C’est quoi la Belgique ? « Un pays petit tombé par accident dans un trou de l’histoire », comme le dit Claude Semal, mais aussi un pays multiculturel, où tout se mélange. Un pays zinneke. Où chacun a au moins un ancêtre qui venait de l’autre côté de la frontière linguistique. Où l’ancien ministre-président wallon porte un patronyme flamand, alors que son équivalent flamand affiche un nom francophone. Où les Flamands se sentent chez eux dans les Ardennes, autant que les Francophones à la côte. Où Arno l’ostendo-bruxellois fait un tabac, autant que la rocheforto-monégasque Justine Hénin. Cette multicultarité est-elle donc si haïssable aux yeux des nationalistes ? Après la fin de la Yougoslavie, celle de la Belgique ?
Mais sérieusement, cette fin est-elle possible ? Ou jouons-nous à nous faire peur ? De toute façon, Bruxelles, ville francophone en territoire flamand, empêche cette scission.

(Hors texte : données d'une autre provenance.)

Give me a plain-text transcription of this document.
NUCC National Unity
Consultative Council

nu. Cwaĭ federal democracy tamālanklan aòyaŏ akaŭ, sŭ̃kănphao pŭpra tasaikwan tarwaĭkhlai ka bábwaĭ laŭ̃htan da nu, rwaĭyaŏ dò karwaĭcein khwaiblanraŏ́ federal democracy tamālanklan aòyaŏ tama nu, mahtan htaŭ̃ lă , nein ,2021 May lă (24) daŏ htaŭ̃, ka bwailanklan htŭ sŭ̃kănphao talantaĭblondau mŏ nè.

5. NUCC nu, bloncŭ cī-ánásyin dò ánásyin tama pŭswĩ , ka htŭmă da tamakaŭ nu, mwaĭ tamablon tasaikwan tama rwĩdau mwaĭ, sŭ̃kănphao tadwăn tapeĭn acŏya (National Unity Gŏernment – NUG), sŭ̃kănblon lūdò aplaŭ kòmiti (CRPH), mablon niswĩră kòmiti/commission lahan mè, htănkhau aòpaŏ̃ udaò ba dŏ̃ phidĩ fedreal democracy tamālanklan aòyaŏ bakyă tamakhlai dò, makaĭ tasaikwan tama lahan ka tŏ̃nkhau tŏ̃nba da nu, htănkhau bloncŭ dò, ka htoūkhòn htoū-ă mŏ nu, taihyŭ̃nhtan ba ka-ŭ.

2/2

Et puis où en est l’opinion publique flamande ? Y a-t-il vraiment une majorité derrière cette volonté d’indépendance ?
Il serait temps que les intellectuels et les artistes se fassent – plus - entendre. Il y a quelques mois, Arno présentait son nouveau CD au casino d’Ostende et déclarait que l’urgence n’était pas de savoir qui serait le président d’une Flandre indépendante, puisque de toute façon à la fin du siècle les Ostendais et bien d’autres Flamands auraient les pieds dans l’eau à cause du réchauffement climatique. Et Arno de prévoir qu’un jour pas si lointain le président flamand se verrait forcé de se réfugier à Bruxelles.
« Et puis nous, on préfère s’envier et se détester
On adore les histoires de quartier
Ca part dans tous les sens
Rien qu’on se bat mais on se trompe de sens
Carrément on passe pas pour des gens qui pensent. »
(Arno et Faf Larage : I’m not into hop)


P.S. : Sur le plan parlementaire, seuls « grands » partis politiques à être nés chacun de leur côté alors que le processus fédéral était enclenché, les Ecologistes flamands et francophones constituent à la chambre un groupe commun. Une particularité dans ce pays qui suit plutôt un processus de division. Les trois familles traditionnelles (socialiste, sociale-chrétienne et libérale) ont suivi le chemin inverse : les partis nationaux se sont « communautarisés", jusqu’à n’avoir parfois plus beaucoup de contacts entre eux.
Les Ecologistes plaident pour une circonscription électorale unique : que les électeurs belges puissent élire, pour une part de leurs élus nationaux, des hommes et des femmes politiques qui auraient une légitimité dans tout le pays. Pour cela, il faudrait mieux se connaître et plus s'intéresser à "l'autre".

P.S.2: Signe des temps, le sens de l'auto-dérision typiquement belge n'a pas encore fait sa rentrée, semble-t-il...

P.S.3: La Belgique est un plaisir et doit le rester.

(1) België blues était le titre d'une chanson de Walter De Buck, à la fin des années '70.